Diamond Head was recommissioned on 9 August 1951, as part of the naval expansion brought about by the Korean War. Assigned to the U.S. Atlantic Fleet, the ammunition ship took her place as part of the vital logistics support force that has given the United States Navy outstanding sea-keeping ability and unprecedented mobility. Diamond Head served in various operations along the east coast and in the Caribbean, and through 1960 had made five cruises with the 6th Fleet in the Mediterranean.

In March 1961, Diamond Head was deployed to the Caribbean in support of the Bay of Pigs invasion. On 27 April 1961, Diamond Head collided with the USS Independence, causing a fire in the ship's forecastle, flooding the forward magazine, and tearing a hole in the hull above the waterline. Diamond Head sailed to Guantanamo Bay for repairs, while the Independence was not damaged.

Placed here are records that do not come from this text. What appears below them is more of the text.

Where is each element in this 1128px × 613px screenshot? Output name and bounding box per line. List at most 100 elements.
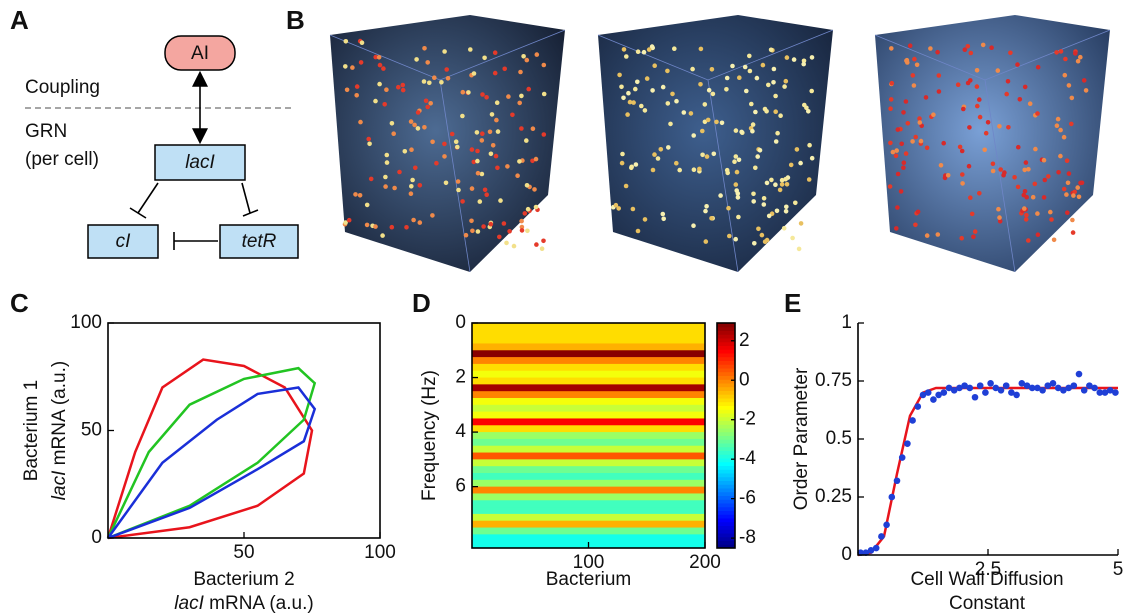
cell-dot: [1063, 56, 1068, 62]
heat-row: [472, 493, 705, 501]
point: [1049, 380, 1057, 387]
cell-dot: [415, 110, 421, 115]
point: [935, 391, 942, 399]
cell-dot: [515, 173, 520, 178]
point: [888, 493, 896, 501]
cell-dot: [697, 166, 702, 172]
point: [1054, 384, 1062, 392]
colorbar-step: [717, 345, 735, 350]
cell-dot: [809, 55, 815, 60]
cell-dot: [732, 159, 737, 164]
cell-dot: [630, 206, 636, 212]
layer-label: GRN: [25, 121, 67, 142]
cell-dot: [479, 171, 485, 177]
cell-dot: [690, 66, 695, 72]
point: [872, 544, 880, 552]
point: [1018, 380, 1026, 387]
cell-dot: [1054, 123, 1060, 128]
cell-dot: [364, 202, 370, 208]
cell-dot: [505, 164, 510, 169]
cell-dot: [506, 94, 511, 99]
cell-dot: [1023, 160, 1029, 165]
cell-dot: [541, 62, 547, 68]
cell-dot: [733, 154, 739, 159]
colorbar-step: [717, 364, 735, 369]
cell-dot: [507, 229, 512, 234]
cell-dot: [784, 204, 789, 210]
heat-row: [472, 411, 705, 419]
cell-dot: [714, 119, 719, 125]
cell-dot: [677, 167, 682, 173]
cell-dot: [1066, 171, 1072, 176]
point: [1034, 384, 1041, 392]
cell-dot: [700, 152, 705, 158]
cell-dot: [616, 206, 621, 211]
cell-dot: [762, 106, 768, 112]
cell-dot: [774, 208, 780, 214]
cell-dot: [733, 128, 739, 133]
cell-dot: [650, 88, 655, 93]
cell-dot: [913, 134, 918, 140]
cell-dot: [938, 163, 944, 168]
colorbar-step: [717, 413, 735, 418]
cycle-line: [106, 386, 317, 540]
cycle-line: [106, 366, 317, 540]
cell-dot: [804, 105, 809, 111]
cell-dot: [484, 95, 489, 100]
cell-dot: [982, 147, 987, 153]
cell-dot: [625, 112, 630, 117]
cell-dot: [760, 62, 766, 68]
cell-dot: [709, 216, 714, 221]
cell-dot: [899, 141, 904, 147]
cell-dot: [463, 232, 469, 238]
colorbar-step: [717, 368, 735, 373]
cell-dot: [617, 72, 622, 78]
panel-label: A: [10, 5, 29, 35]
cell-dot: [442, 154, 447, 159]
cell-dot: [660, 84, 666, 90]
y-tick-label: 0: [91, 527, 102, 548]
cell-dot: [801, 58, 807, 64]
cell-dot: [969, 211, 975, 217]
cell-dot: [761, 196, 767, 201]
cell-dot: [796, 246, 802, 252]
colorbar-step: [717, 326, 735, 331]
cell-dot: [750, 128, 755, 134]
cell-dot: [423, 98, 429, 104]
cell-dot: [923, 95, 929, 100]
colorbar-step: [717, 356, 735, 361]
cell-dot: [517, 100, 522, 106]
cell-dot: [888, 140, 893, 146]
cell-dot: [621, 47, 627, 52]
cell-dot: [971, 234, 976, 240]
cell-dot: [517, 159, 522, 164]
cell-dot: [624, 54, 629, 59]
cell-dot: [1075, 58, 1081, 64]
heat-row: [472, 527, 705, 535]
cell-dot: [735, 195, 741, 200]
cell-dot: [479, 138, 485, 143]
cell-dot: [635, 228, 641, 234]
cell-dot: [1079, 180, 1085, 186]
cell-dot: [430, 213, 435, 218]
cell-dot: [412, 122, 417, 128]
cell-dot: [344, 87, 350, 93]
cell-dot: [427, 80, 432, 86]
point: [945, 384, 953, 392]
cell-dot: [633, 86, 638, 92]
cell-dot: [376, 55, 382, 60]
colorbar-step: [717, 435, 735, 440]
cell-dot: [726, 205, 731, 211]
cell-dot: [417, 183, 423, 188]
colorbar-step: [717, 491, 735, 496]
cell-dot: [469, 147, 475, 152]
cell-dot: [1035, 64, 1041, 70]
cell-dot: [497, 234, 502, 240]
cell-dot: [641, 49, 647, 55]
cell-dot: [384, 152, 390, 158]
cell-dot: [983, 130, 989, 136]
cell-dot: [779, 182, 785, 187]
cell-dot: [674, 98, 679, 104]
cell-dot: [806, 109, 811, 114]
cell-dot: [1064, 158, 1070, 163]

On 16 March 1967, Diamond Head left Norfolk, Virginia, for a nine-month deployment off Vietnam. She transited the Panama Canal on 22 March, arriving at Pearl Harbor on 5 April 1967. She arrived in Subic Bay, Philippines on 22 April. From May through October, the crew rearmed almost 200 ships, transferring almost 12,000 t of ammunition. The ship also visited Manila; Hong Kong; Sasebo, Japan; Pearl Harbor; San Diego; and Panama City for much appreciated Rest & Recreation. Diamond Head arrived in Norfolk on 19 December 1967.

The ship was decommissioned and struck from the Naval Vessel Register on 1 March 1973 and sold for scrapping in 1974. The ship's bell is located in Liberty, Mississippi.